One of the rare highlights on Tin Machine II, ‘Goodbye Mr Ed’ contains some of David Bowie’s most arresting and effective lyrics.

The song contrasts the fate of the Weckquaesgeek, the pre-colonial Native American occupants of southernmost Manhattan, with New York’s modern-day shopping malls and skyscrapers. “The ghost of Manhattoe” cry as they fall from AT&T, victims of rampant commercialism and modern day ‘progress’.

The effect is a slideshow of victims and unfortunates, from Andy Warhol’s skull “in a shopping mall near Queens” to the washed up punks who “laid the Golem eggs”, Icarus to Breughel. Gone is the triumphalism of Halloween Jack surveying Hunger City from atop Manhattan Chase in 1974, and in its place is empathy and regret.

It is very much juxtaposing lines which really shouldn’t fit, free-association around the idea of ‘bye-bye, ’50s America.’ New York once belonged to the Manahattos – a tribe that used to have that bit of land before it became Manhattan. That was the first real, solid image I had… I thought, ‘That’s what this song’s about.’
David Bowie
Musician, September 1991

‘Goodbye Mr Ed’ originated as a jam from Tin Machine’s Sydney recording sessions at the end of 1989.

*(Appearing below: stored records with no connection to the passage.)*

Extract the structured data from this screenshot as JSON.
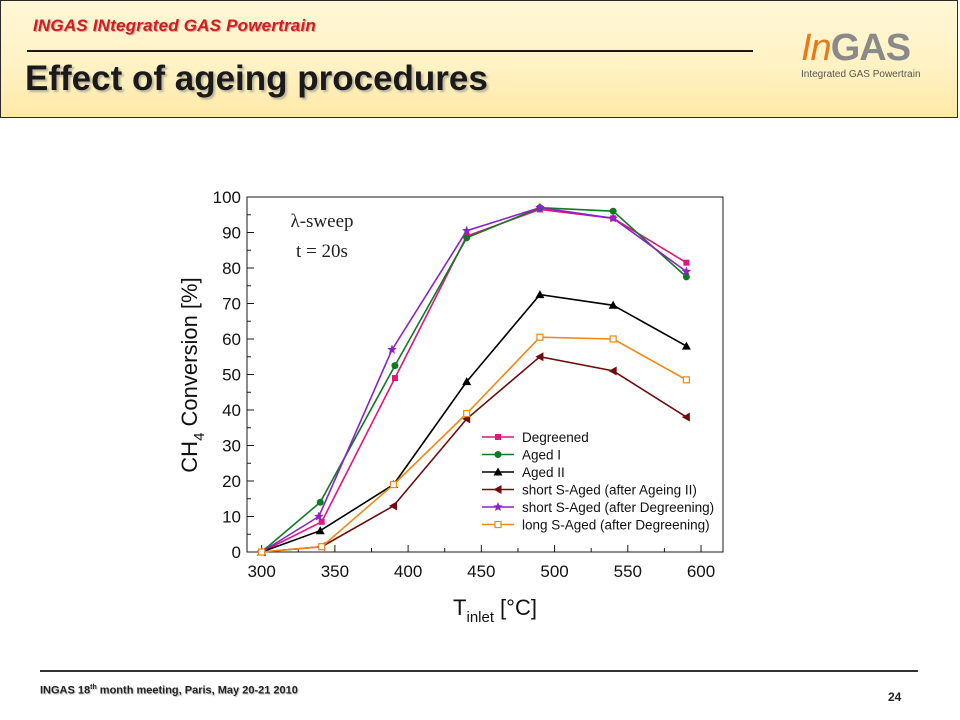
{
  "header": {
    "project_name": "INGAS INtegrated GAS Powertrain",
    "title": "Effect of ageing procedures"
  },
  "logo": {
    "in_text": "In",
    "gas_text": "GAS",
    "subtitle": "Integrated GAS Powertrain"
  },
  "footer": {
    "meeting_prefix": "INGAS 18",
    "meeting_sup": "th",
    "meeting_suffix": " month meeting, Paris, May 20-21 2010",
    "page_number": "24"
  },
  "colors": {
    "degreened": "#e3157d",
    "aged_i": "#0e7a22",
    "aged_ii": "#000000",
    "short_s_aged_ageing_ii": "#6e0c0c",
    "short_s_aged_degreening": "#8a22c8",
    "long_s_aged_degreening": "#ef8a12"
  },
  "chart_data": {
    "type": "line",
    "xlabel_main": "T",
    "xlabel_sub": "inlet",
    "xlabel_unit": "[°C]",
    "ylabel_main": "CH",
    "ylabel_sub": "4",
    "ylabel_rest": " Conversion [%]",
    "xlim": [
      290,
      615
    ],
    "ylim": [
      0,
      100
    ],
    "xticks": [
      300,
      350,
      400,
      450,
      500,
      550,
      600
    ],
    "yticks": [
      0,
      10,
      20,
      30,
      40,
      50,
      60,
      70,
      80,
      90,
      100
    ],
    "grid": false,
    "legend_position": "bottom-right",
    "annotations": [
      "λ-sweep",
      "t = 20s"
    ],
    "series": [
      {
        "name": "Degreened",
        "color": "#e3157d",
        "marker": "square",
        "x": [
          300,
          341,
          391,
          440,
          490,
          540,
          590
        ],
        "y": [
          0,
          8.5,
          49,
          89,
          96.5,
          94,
          81.5
        ]
      },
      {
        "name": "Aged I",
        "color": "#0e7a22",
        "marker": "circle",
        "x": [
          300,
          340,
          391,
          440,
          490,
          540,
          590
        ],
        "y": [
          0,
          14,
          52.5,
          88.5,
          97,
          96,
          77.5
        ]
      },
      {
        "name": "Aged II",
        "color": "#000000",
        "marker": "triangle-up",
        "x": [
          300,
          340,
          390,
          440,
          490,
          540,
          590
        ],
        "y": [
          0,
          6,
          19,
          48,
          72.5,
          69.5,
          58
        ]
      },
      {
        "name": "short S-Aged (after Ageing II)",
        "color": "#6e0c0c",
        "marker": "triangle-left",
        "x": [
          300,
          341,
          390,
          440,
          490,
          540,
          590
        ],
        "y": [
          0,
          1.5,
          13,
          37.5,
          55,
          51,
          38
        ]
      },
      {
        "name": "short S-Aged (after Degreening)",
        "color": "#8a22c8",
        "marker": "star",
        "x": [
          300,
          339,
          389,
          440,
          490,
          540,
          590
        ],
        "y": [
          0,
          10,
          57,
          90.5,
          97,
          94,
          79
        ]
      },
      {
        "name": "long S-Aged (after Degreening)",
        "color": "#ef8a12",
        "marker": "open-square",
        "x": [
          300,
          341,
          390,
          440,
          490,
          540,
          590
        ],
        "y": [
          0,
          1.5,
          19,
          39,
          60.5,
          60,
          48.5
        ]
      }
    ]
  }
}
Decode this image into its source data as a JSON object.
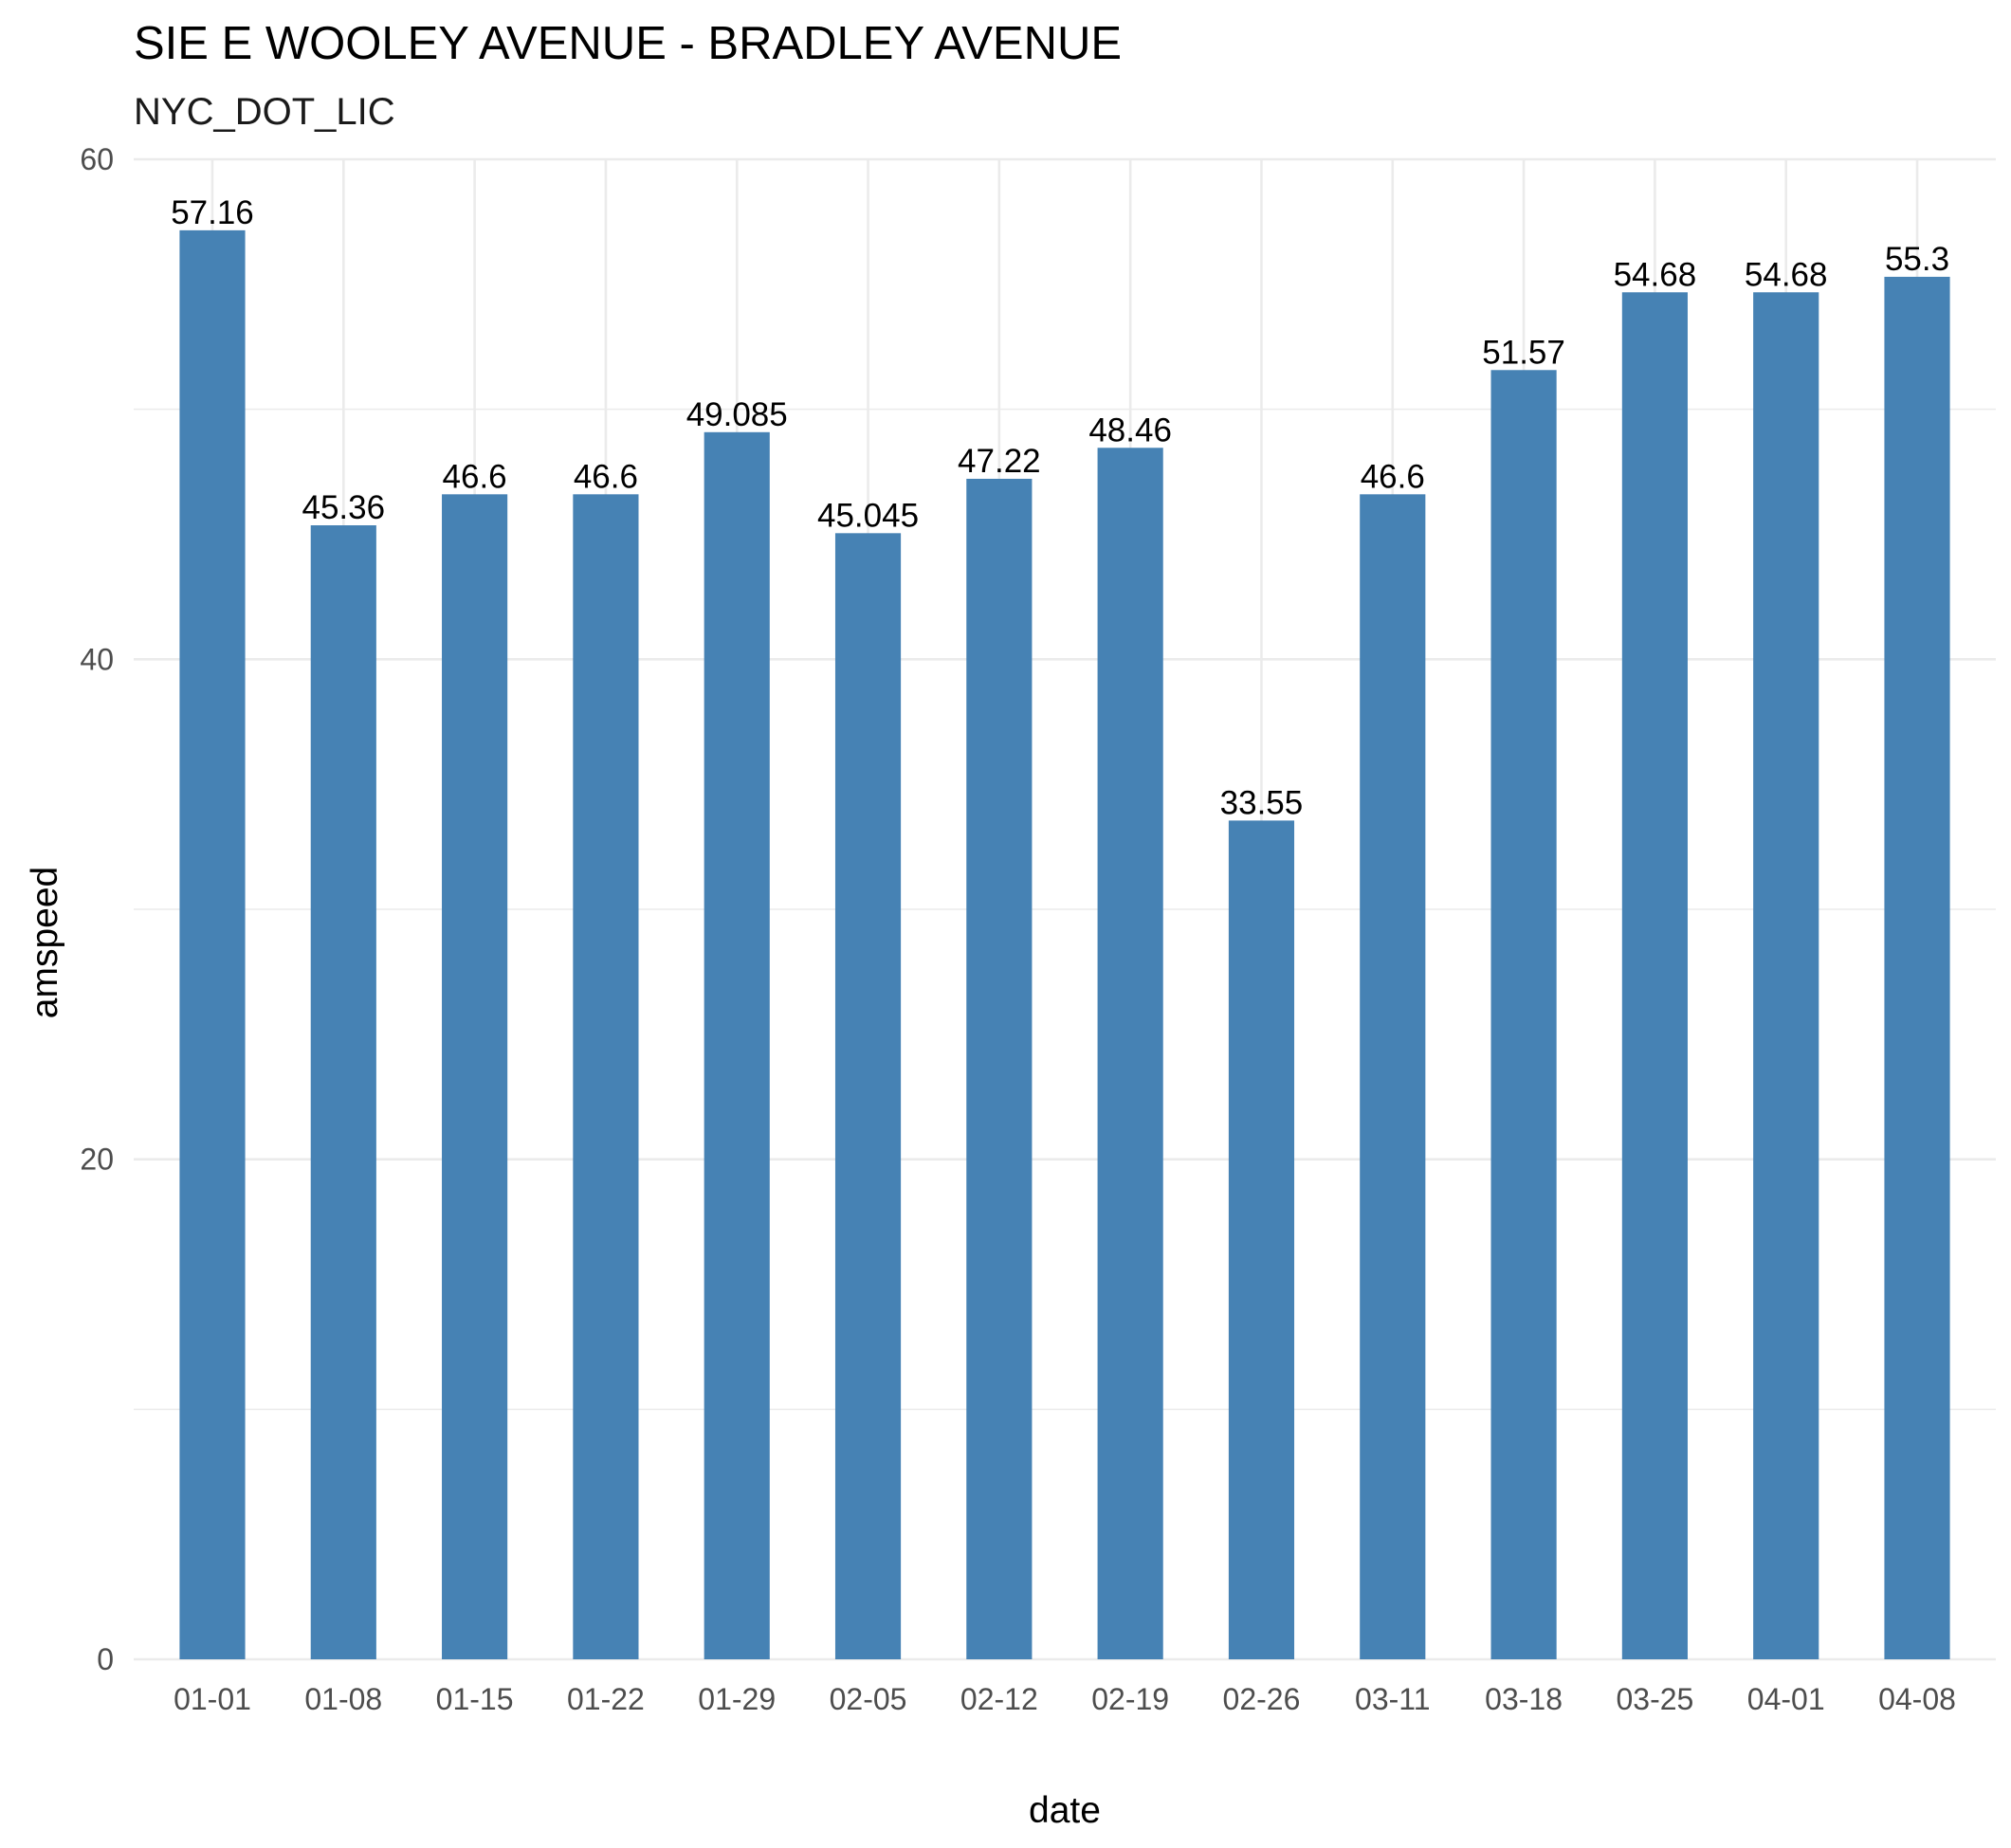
{
  "chart_data": {
    "type": "bar",
    "title": "SIE E WOOLEY AVENUE - BRADLEY AVENUE",
    "subtitle": "NYC_DOT_LIC",
    "xlabel": "date",
    "ylabel": "amspeed",
    "categories": [
      "01-01",
      "01-08",
      "01-15",
      "01-22",
      "01-29",
      "02-05",
      "02-12",
      "02-19",
      "02-26",
      "03-11",
      "03-18",
      "03-25",
      "04-01",
      "04-08"
    ],
    "values": [
      57.16,
      45.36,
      46.6,
      46.6,
      49.085,
      45.045,
      47.22,
      48.46,
      33.55,
      46.6,
      51.57,
      54.68,
      54.68,
      55.3
    ],
    "labels": [
      "57.16",
      "45.36",
      "46.6",
      "46.6",
      "49.085",
      "45.045",
      "47.22",
      "48.46",
      "33.55",
      "46.6",
      "51.57",
      "54.68",
      "54.68",
      "55.3"
    ],
    "ylim": [
      0,
      60
    ],
    "yticks": [
      0,
      20,
      40,
      60
    ],
    "ytick_labels": [
      "0",
      "20",
      "40",
      "60"
    ],
    "grid": true,
    "legend": "none",
    "bar_color": "#4682B4"
  }
}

We all came back from lunch and David had written a whole sheet of lyrics for it, and then he put the vocal on later with the melody.
Tony Sales
Musician, September 1991

Parts of the recording of Tin Machine II took place in breaks in Bowie’s Sound + Vision Tour in 1990. ‘Goodbye Mr Ed’ was worked on during a few days’ break ahead of his show in Miami on 27 April 1990.

David would call up and say, ‘I’m going to have a week off in Miami in a month, if you want to meet me there, we can do more stuff.’ For example, ‘Goodbye Mr Ed’ was just a rhythm track until we got to Miami.
Reeves Gabrels, 1991
Typhe magazine

Tin Machine performed ‘Goodbye Mr Ed’ throughout the It’s My Life Tour in 1991-2. A recording from Tokyo on 17 February 1992 was released on the album Tin Machine Live: Oy Vey, Baby.